We must keep working to build support for the Martinez and Dellums jobs bills. We must put out new leaflets that show where the money is and where we can take it from to create massive federal jobs programs that would rebuild the crumbling cities and infrastructure of our country.
With the new mood of anger, with mass movements and militant mass actions it is possible to make it impossible for Congress to turn the legislation they are working on into the law of the land. Whether Clinton, who promised "to end welfare as we know it" will use his veto powers is still a big question.
However, there is still somewhat of a consensus in labor that the danger from the ultra-right necessitates supporting Clinton. But, without mass pressure, without a Black-Brown- white united people's fightback movement, Clinton will NOT adopt progressive positions or policies. He will continue his rightward direction.
The Republican-Gingrich demolition crew is now actually destroying lives. From now on the elderly, the unemployed, students, homeless and children will have less. And, increasingly, more will have nothing.
This will change the nature of all struggles. The Communist Party's role and relationships to these struggles will also have to change. We have to become more directly involved in exposing the Republican reactionaries in Congress.
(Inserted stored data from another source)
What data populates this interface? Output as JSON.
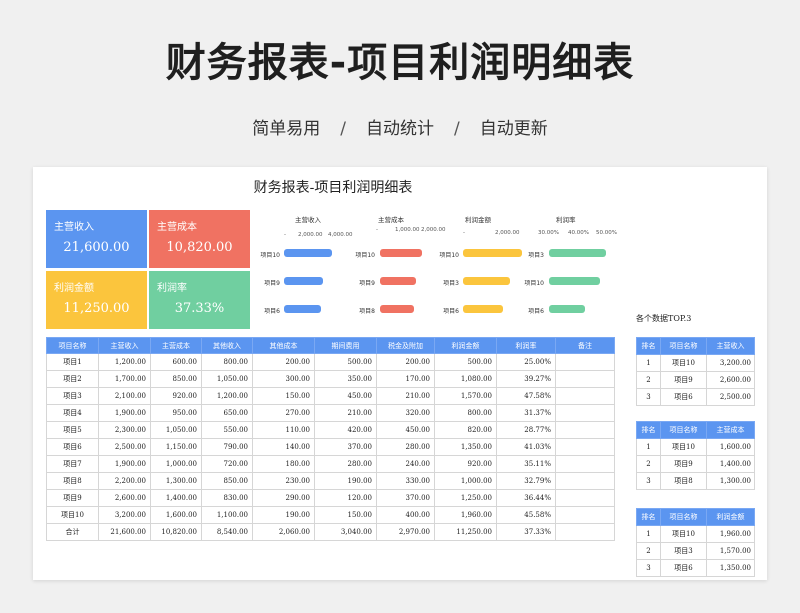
{
  "hero": {
    "title": "财务报表-项目利润明细表",
    "tags": [
      "简单易用",
      "自动统计",
      "自动更新"
    ],
    "separator": "/"
  },
  "sheet": {
    "title": "财务报表-项目利润明细表",
    "kpis": [
      {
        "label": "主营收入",
        "value": "21,600.00",
        "color": "#5b95f0"
      },
      {
        "label": "主营成本",
        "value": "10,820.00",
        "color": "#f07262"
      },
      {
        "label": "利润金额",
        "value": "11,250.00",
        "color": "#fbc53d"
      },
      {
        "label": "利润率",
        "value": "37.33%",
        "color": "#70cfa0"
      }
    ],
    "mini_charts": [
      {
        "title": "主营收入",
        "axis": [
          "-",
          "2,000.00",
          "4,000.00"
        ],
        "color": "#5b95f0",
        "items": [
          {
            "label": "项目10",
            "value": 3200
          },
          {
            "label": "项目9",
            "value": 2600
          },
          {
            "label": "项目6",
            "value": 2500
          }
        ],
        "max": 4000
      },
      {
        "title": "主营成本",
        "axis": [
          "-",
          "1,000.00",
          "2,000.00"
        ],
        "color": "#f07262",
        "items": [
          {
            "label": "项目10",
            "value": 1600
          },
          {
            "label": "项目9",
            "value": 1400
          },
          {
            "label": "项目8",
            "value": 1300
          }
        ],
        "max": 2000
      },
      {
        "title": "利润金额",
        "axis": [
          "-",
          "2,000.00"
        ],
        "color": "#fbc53d",
        "items": [
          {
            "label": "项目10",
            "value": 1960
          },
          {
            "label": "项目3",
            "value": 1570
          },
          {
            "label": "项目6",
            "value": 1350
          }
        ],
        "max": 2000
      },
      {
        "title": "利润率",
        "axis": [
          "30.00%",
          "40.00%",
          "50.00%"
        ],
        "color": "#70cfa0",
        "items": [
          {
            "label": "项目3",
            "value": 47.58
          },
          {
            "label": "项目10",
            "value": 45.58
          },
          {
            "label": "项目6",
            "value": 41.03
          }
        ],
        "min": 30,
        "max": 50
      }
    ],
    "table": {
      "headers": [
        "项目名称",
        "主营收入",
        "主营成本",
        "其他收入",
        "其他成本",
        "期间费用",
        "税金及附加",
        "利润金额",
        "利润率",
        "备注"
      ],
      "rows": [
        [
          "项目1",
          "1,200.00",
          "600.00",
          "800.00",
          "200.00",
          "500.00",
          "200.00",
          "500.00",
          "25.00%",
          ""
        ],
        [
          "项目2",
          "1,700.00",
          "850.00",
          "1,050.00",
          "300.00",
          "350.00",
          "170.00",
          "1,080.00",
          "39.27%",
          ""
        ],
        [
          "项目3",
          "2,100.00",
          "920.00",
          "1,200.00",
          "150.00",
          "450.00",
          "210.00",
          "1,570.00",
          "47.58%",
          ""
        ],
        [
          "项目4",
          "1,900.00",
          "950.00",
          "650.00",
          "270.00",
          "210.00",
          "320.00",
          "800.00",
          "31.37%",
          ""
        ],
        [
          "项目5",
          "2,300.00",
          "1,050.00",
          "550.00",
          "110.00",
          "420.00",
          "450.00",
          "820.00",
          "28.77%",
          ""
        ],
        [
          "项目6",
          "2,500.00",
          "1,150.00",
          "790.00",
          "140.00",
          "370.00",
          "280.00",
          "1,350.00",
          "41.03%",
          ""
        ],
        [
          "项目7",
          "1,900.00",
          "1,000.00",
          "720.00",
          "180.00",
          "280.00",
          "240.00",
          "920.00",
          "35.11%",
          ""
        ],
        [
          "项目8",
          "2,200.00",
          "1,300.00",
          "850.00",
          "230.00",
          "190.00",
          "330.00",
          "1,000.00",
          "32.79%",
          ""
        ],
        [
          "项目9",
          "2,600.00",
          "1,400.00",
          "830.00",
          "290.00",
          "120.00",
          "370.00",
          "1,250.00",
          "36.44%",
          ""
        ],
        [
          "项目10",
          "3,200.00",
          "1,600.00",
          "1,100.00",
          "190.00",
          "150.00",
          "400.00",
          "1,960.00",
          "45.58%",
          ""
        ],
        [
          "合计",
          "21,600.00",
          "10,820.00",
          "8,540.00",
          "2,060.00",
          "3,040.00",
          "2,970.00",
          "11,250.00",
          "37.33%",
          ""
        ]
      ]
    },
    "top3": {
      "title": "各个数据TOP.3",
      "tables": [
        {
          "headers": [
            "排名",
            "项目名称",
            "主营收入"
          ],
          "rows": [
            [
              "1",
              "项目10",
              "3,200.00"
            ],
            [
              "2",
              "项目9",
              "2,600.00"
            ],
            [
              "3",
              "项目6",
              "2,500.00"
            ]
          ]
        },
        {
          "headers": [
            "排名",
            "项目名称",
            "主营成本"
          ],
          "rows": [
            [
              "1",
              "项目10",
              "1,600.00"
            ],
            [
              "2",
              "项目9",
              "1,400.00"
            ],
            [
              "3",
              "项目8",
              "1,300.00"
            ]
          ]
        },
        {
          "headers": [
            "排名",
            "项目名称",
            "利润金额"
          ],
          "rows": [
            [
              "1",
              "项目10",
              "1,960.00"
            ],
            [
              "2",
              "项目3",
              "1,570.00"
            ],
            [
              "3",
              "项目6",
              "1,350.00"
            ]
          ]
        }
      ]
    }
  }
}
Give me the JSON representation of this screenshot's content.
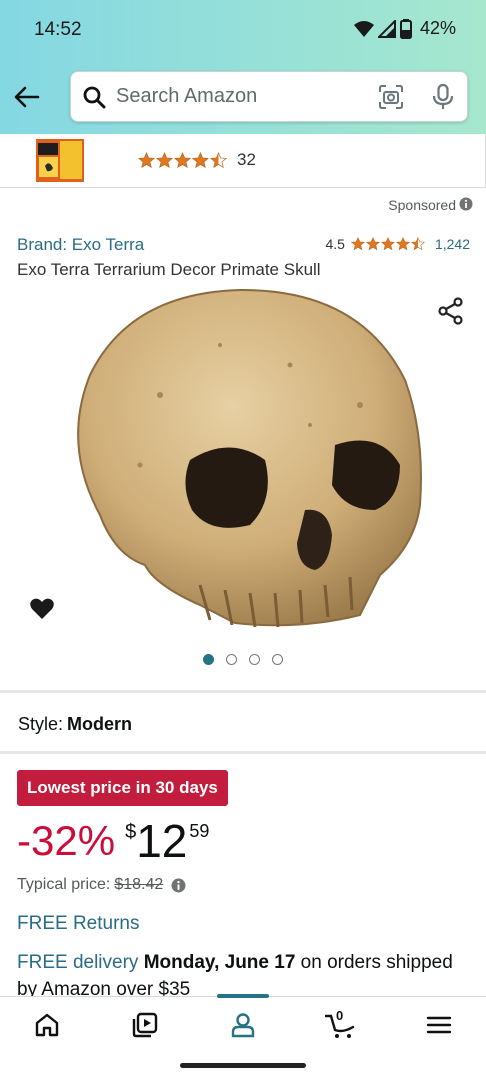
{
  "status_bar": {
    "time": "14:52",
    "battery": "42%"
  },
  "search": {
    "placeholder": "Search Amazon"
  },
  "sponsored_strip": {
    "rating_count": "32",
    "stars": 4.5
  },
  "sponsored_label": "Sponsored",
  "product": {
    "brand": "Brand: Exo Terra",
    "rating_value": "4.5",
    "rating_count": "1,242",
    "title": "Exo Terra Terrarium Decor Primate Skull",
    "image_pages": 4,
    "active_image": 1
  },
  "style": {
    "label": "Style:",
    "value": "Modern"
  },
  "deal": {
    "badge": "Lowest price in 30 days",
    "discount": "-32%",
    "currency": "$",
    "whole": "12",
    "fraction": "59",
    "typical_label": "Typical price:",
    "typical_price": "$18.42"
  },
  "shipping": {
    "free_returns": "FREE Returns",
    "free_delivery": "FREE delivery",
    "date": "Monday, June 17",
    "rest": "on orders shipped by Amazon over $35"
  },
  "bottom_nav": {
    "cart_count": "0"
  },
  "colors": {
    "link": "#2a6b86",
    "deal_red": "#c21d3c",
    "discount_red": "#cc0c39",
    "star": "#de7921",
    "accent": "#257384"
  }
}
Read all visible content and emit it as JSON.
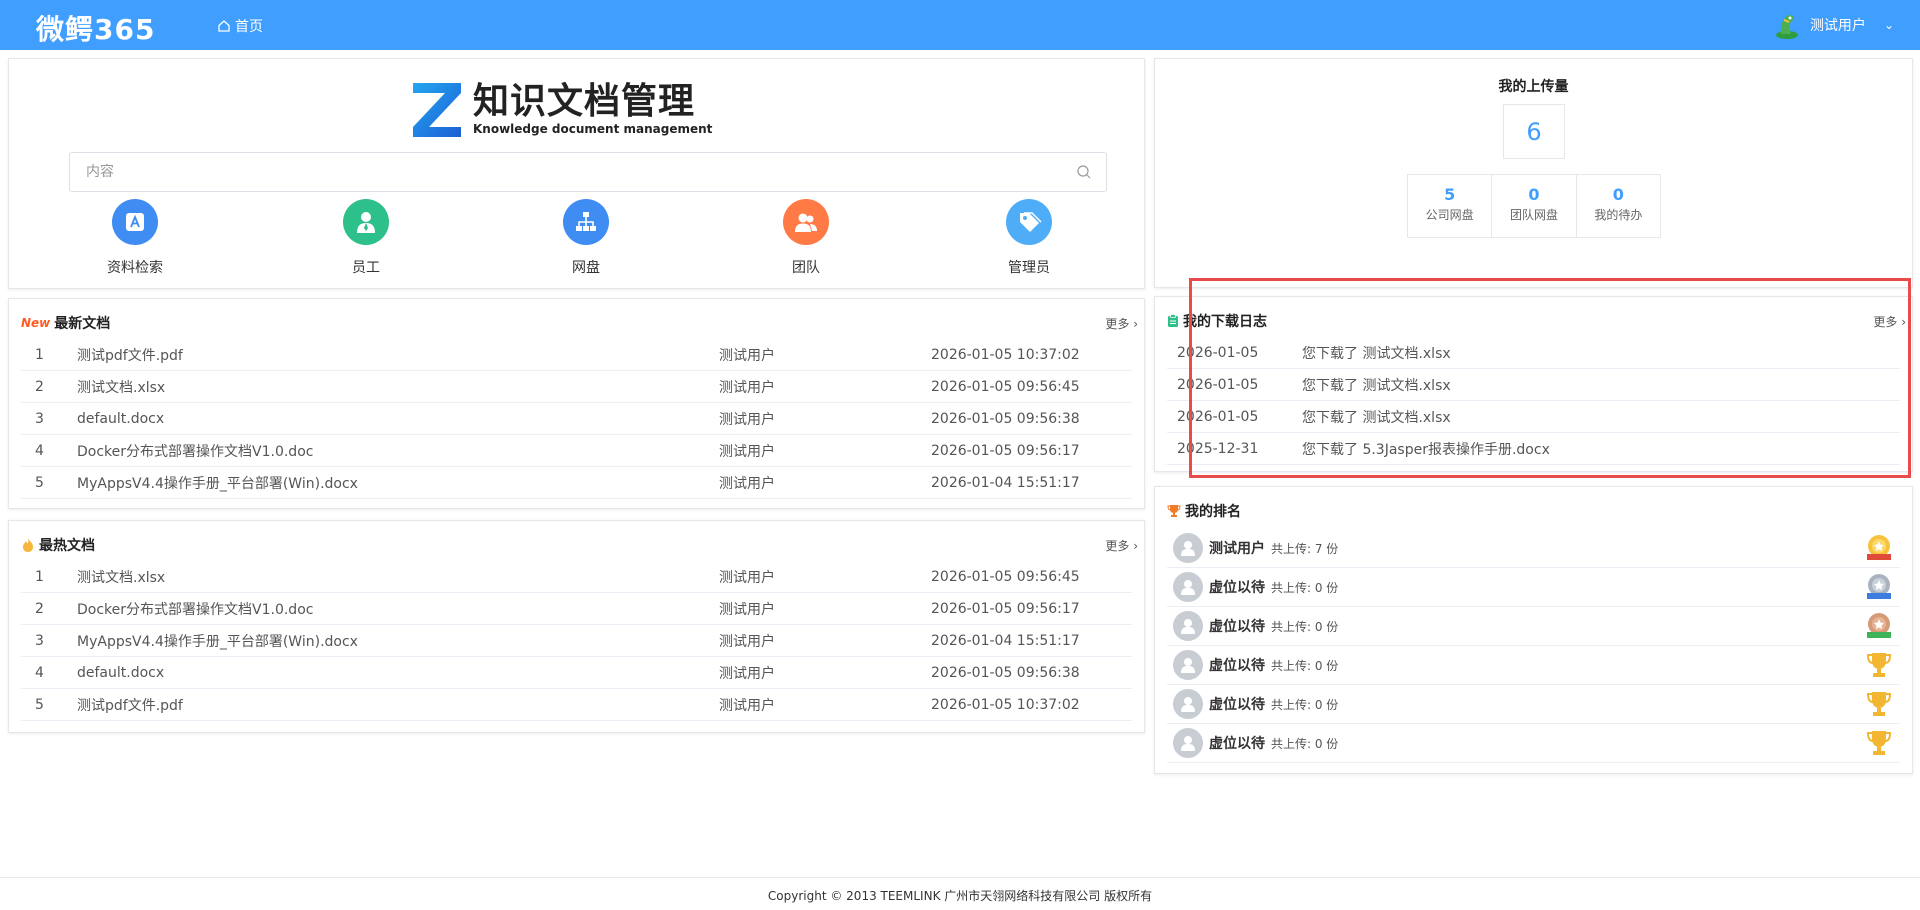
{
  "header": {
    "logo": "微鳄365",
    "nav_home": "首页",
    "user_name": "测试用户"
  },
  "hero": {
    "brand_cn": "知识文档管理",
    "brand_en": "Knowledge document management",
    "search_placeholder": "内容",
    "quick_links": [
      {
        "label": "资料检索",
        "icon": "search-doc-icon",
        "color": "#3f8cf3"
      },
      {
        "label": "员工",
        "icon": "employee-icon",
        "color": "#2ec08a"
      },
      {
        "label": "网盘",
        "icon": "network-disk-icon",
        "color": "#3f8cf3"
      },
      {
        "label": "团队",
        "icon": "team-icon",
        "color": "#ff7a45"
      },
      {
        "label": "管理员",
        "icon": "admin-tag-icon",
        "color": "#4facf7"
      }
    ]
  },
  "new_docs": {
    "title": "最新文档",
    "badge": "New",
    "more": "更多",
    "rows": [
      {
        "idx": "1",
        "name": "测试pdf文件.pdf",
        "user": "测试用户",
        "time": "2026-01-05 10:37:02"
      },
      {
        "idx": "2",
        "name": "测试文档.xlsx",
        "user": "测试用户",
        "time": "2026-01-05 09:56:45"
      },
      {
        "idx": "3",
        "name": "default.docx",
        "user": "测试用户",
        "time": "2026-01-05 09:56:38"
      },
      {
        "idx": "4",
        "name": "Docker分布式部署操作文档V1.0.doc",
        "user": "测试用户",
        "time": "2026-01-05 09:56:17"
      },
      {
        "idx": "5",
        "name": "MyAppsV4.4操作手册_平台部署(Win).docx",
        "user": "测试用户",
        "time": "2026-01-04 15:51:17"
      }
    ]
  },
  "hot_docs": {
    "title": "最热文档",
    "more": "更多",
    "rows": [
      {
        "idx": "1",
        "name": "测试文档.xlsx",
        "user": "测试用户",
        "time": "2026-01-05 09:56:45"
      },
      {
        "idx": "2",
        "name": "Docker分布式部署操作文档V1.0.doc",
        "user": "测试用户",
        "time": "2026-01-05 09:56:17"
      },
      {
        "idx": "3",
        "name": "MyAppsV4.4操作手册_平台部署(Win).docx",
        "user": "测试用户",
        "time": "2026-01-04 15:51:17"
      },
      {
        "idx": "4",
        "name": "default.docx",
        "user": "测试用户",
        "time": "2026-01-05 09:56:38"
      },
      {
        "idx": "5",
        "name": "测试pdf文件.pdf",
        "user": "测试用户",
        "time": "2026-01-05 10:37:02"
      }
    ]
  },
  "uploads": {
    "title": "我的上传量",
    "total": "6",
    "stats": [
      {
        "value": "5",
        "label": "公司网盘"
      },
      {
        "value": "0",
        "label": "团队网盘"
      },
      {
        "value": "0",
        "label": "我的待办"
      }
    ]
  },
  "downloads": {
    "title": "我的下载日志",
    "more": "更多",
    "rows": [
      {
        "date": "2026-01-05",
        "text": "您下载了 测试文档.xlsx"
      },
      {
        "date": "2026-01-05",
        "text": "您下载了 测试文档.xlsx"
      },
      {
        "date": "2026-01-05",
        "text": "您下载了 测试文档.xlsx"
      },
      {
        "date": "2025-12-31",
        "text": "您下载了 5.3Jasper报表操作手册.docx"
      }
    ]
  },
  "ranking": {
    "title": "我的排名",
    "rows": [
      {
        "name": "测试用户",
        "count": "共上传: 7 份",
        "medal": "gold-medal-icon"
      },
      {
        "name": "虚位以待",
        "count": "共上传: 0 份",
        "medal": "silver-medal-icon"
      },
      {
        "name": "虚位以待",
        "count": "共上传: 0 份",
        "medal": "bronze-medal-icon"
      },
      {
        "name": "虚位以待",
        "count": "共上传: 0 份",
        "medal": "trophy-icon"
      },
      {
        "name": "虚位以待",
        "count": "共上传: 0 份",
        "medal": "trophy-icon"
      },
      {
        "name": "虚位以待",
        "count": "共上传: 0 份",
        "medal": "trophy-icon"
      }
    ]
  },
  "footer": {
    "text": "Copyright © 2013 TEEMLINK 广州市天翎网络科技有限公司 版权所有"
  }
}
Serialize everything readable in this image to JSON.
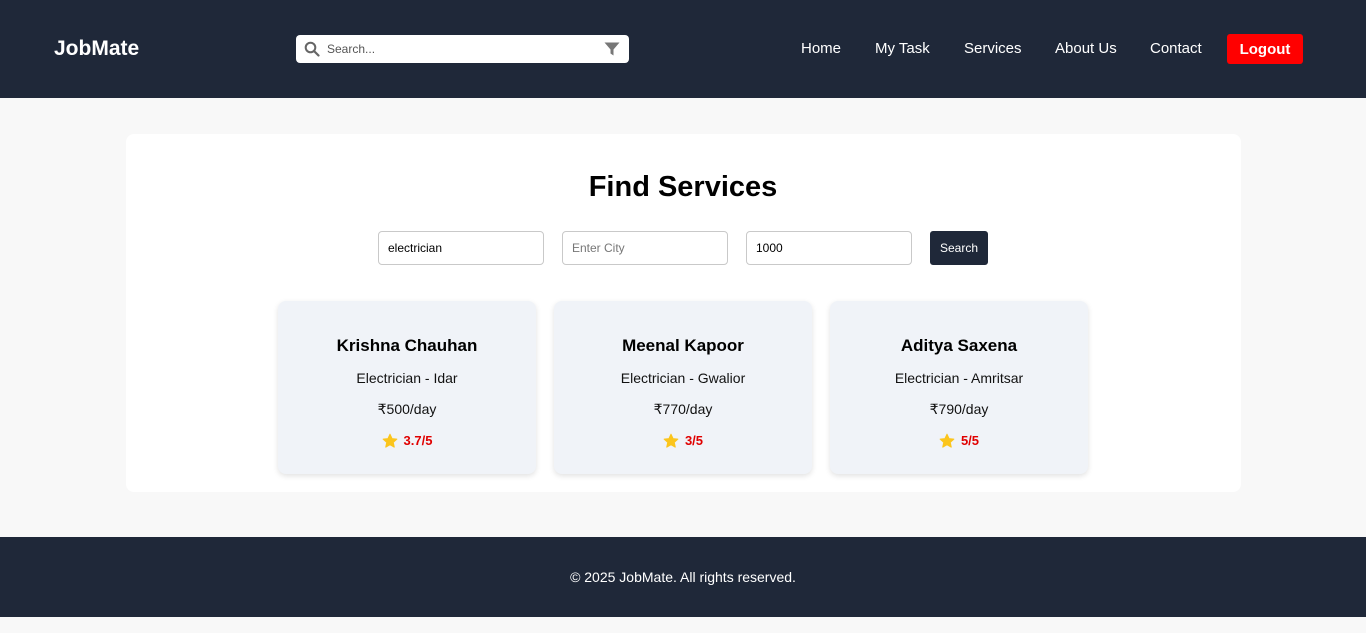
{
  "header": {
    "brand": "JobMate",
    "search_placeholder": "Search...",
    "nav": [
      "Home",
      "My Task",
      "Services",
      "About Us",
      "Contact"
    ],
    "logout_label": "Logout"
  },
  "main": {
    "title": "Find Services",
    "filters": {
      "service_value": "electrician",
      "city_placeholder": "Enter City",
      "budget_value": "1000",
      "search_label": "Search"
    },
    "providers": [
      {
        "name": "Krishna Chauhan",
        "role": "Electrician - Idar",
        "rate": "₹500/day",
        "rating": "3.7/5"
      },
      {
        "name": "Meenal Kapoor",
        "role": "Electrician - Gwalior",
        "rate": "₹770/day",
        "rating": "3/5"
      },
      {
        "name": "Aditya Saxena",
        "role": "Electrician - Amritsar",
        "rate": "₹790/day",
        "rating": "5/5"
      }
    ]
  },
  "footer": {
    "copyright": "© 2025 JobMate. All rights reserved."
  },
  "colors": {
    "navy": "#1f2839",
    "logout": "#ff0000",
    "rating": "#e00000",
    "star": "#fbc51d",
    "card_bg": "#f0f3f8"
  }
}
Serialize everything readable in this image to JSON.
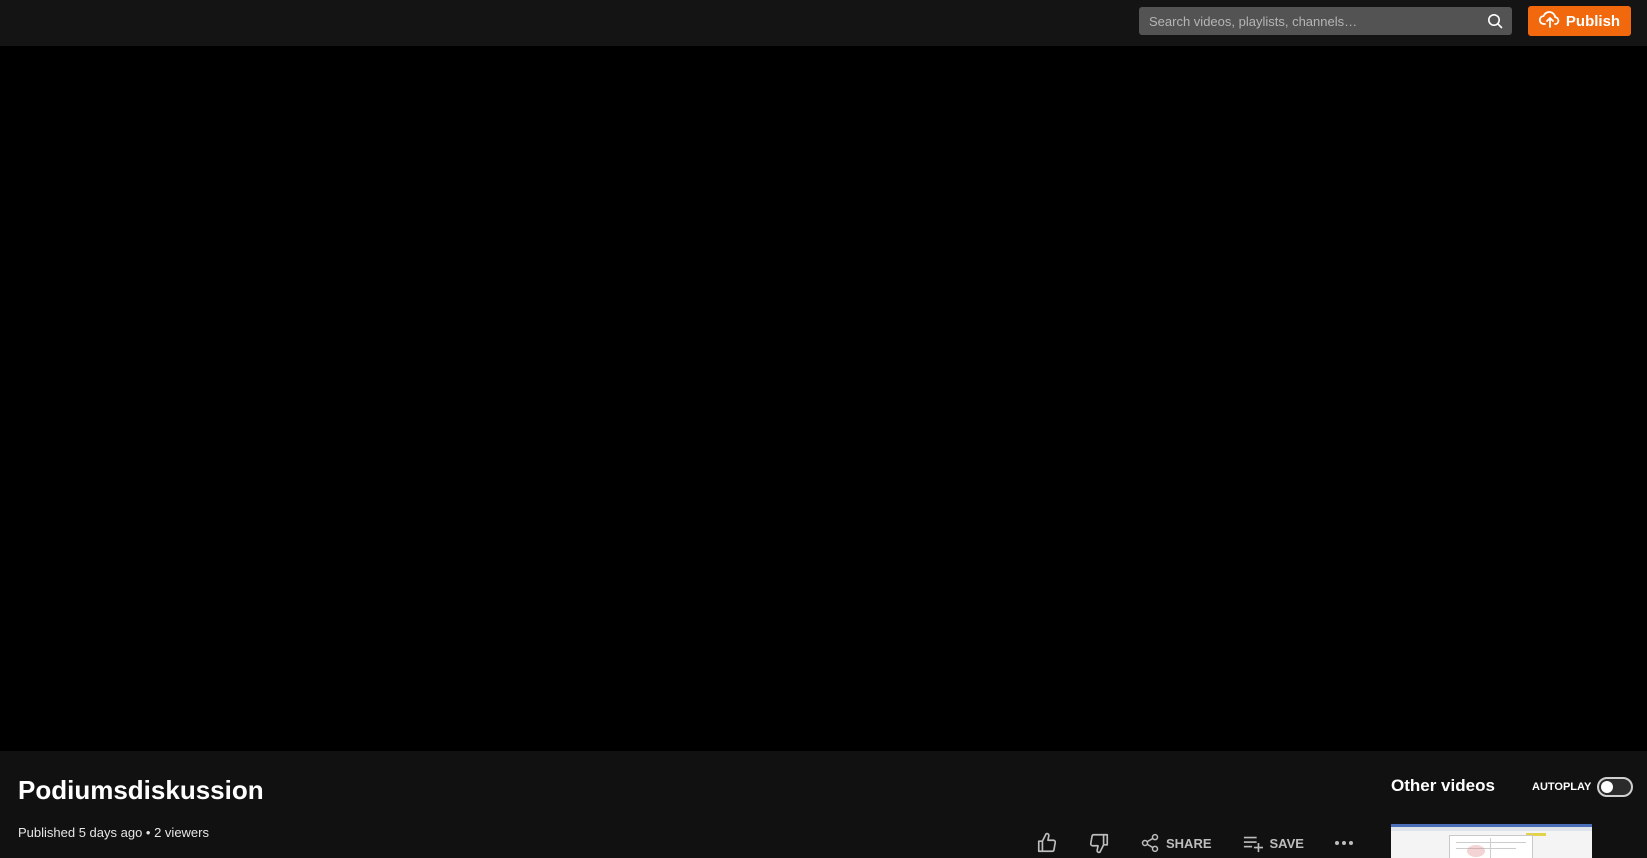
{
  "header": {
    "search_placeholder": "Search videos, playlists, channels…",
    "publish_label": "Publish"
  },
  "video": {
    "title": "Podiumsdiskussion",
    "meta": "Published 5 days ago • 2 viewers"
  },
  "actions": {
    "like_icon": "thumbs-up-icon",
    "dislike_icon": "thumbs-down-icon",
    "share_label": "SHARE",
    "save_label": "SAVE",
    "more_icon": "more-horizontal-icon"
  },
  "sidebar": {
    "title": "Other videos",
    "autoplay_label": "AUTOPLAY",
    "autoplay_on": false
  },
  "colors": {
    "accent": "#f1680d",
    "background": "#111111",
    "player": "#000000"
  }
}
We have done some genuinely mass recruiting where people in large numbers, from all walks of life, from all around the country, are joining off the streets, off the campus, off the picket lines and even by letter and application by mail. The new members are also products of the economic and political changes that are taking place.
They see our Communist Party as a 75-year-old working class organization that fights the reactionary Contract on America and corporate America, that fights against the capitalist system, against racism, poverty and injustice. They see the Party as the organization that advocates Bill of Rights Socialism, USA.
They see our party as activists, initiators, leaders and participants. They see us as a revolutionary working class party of unity in action. This is the yardstick by which masses of people will join the Party and stay in the Party.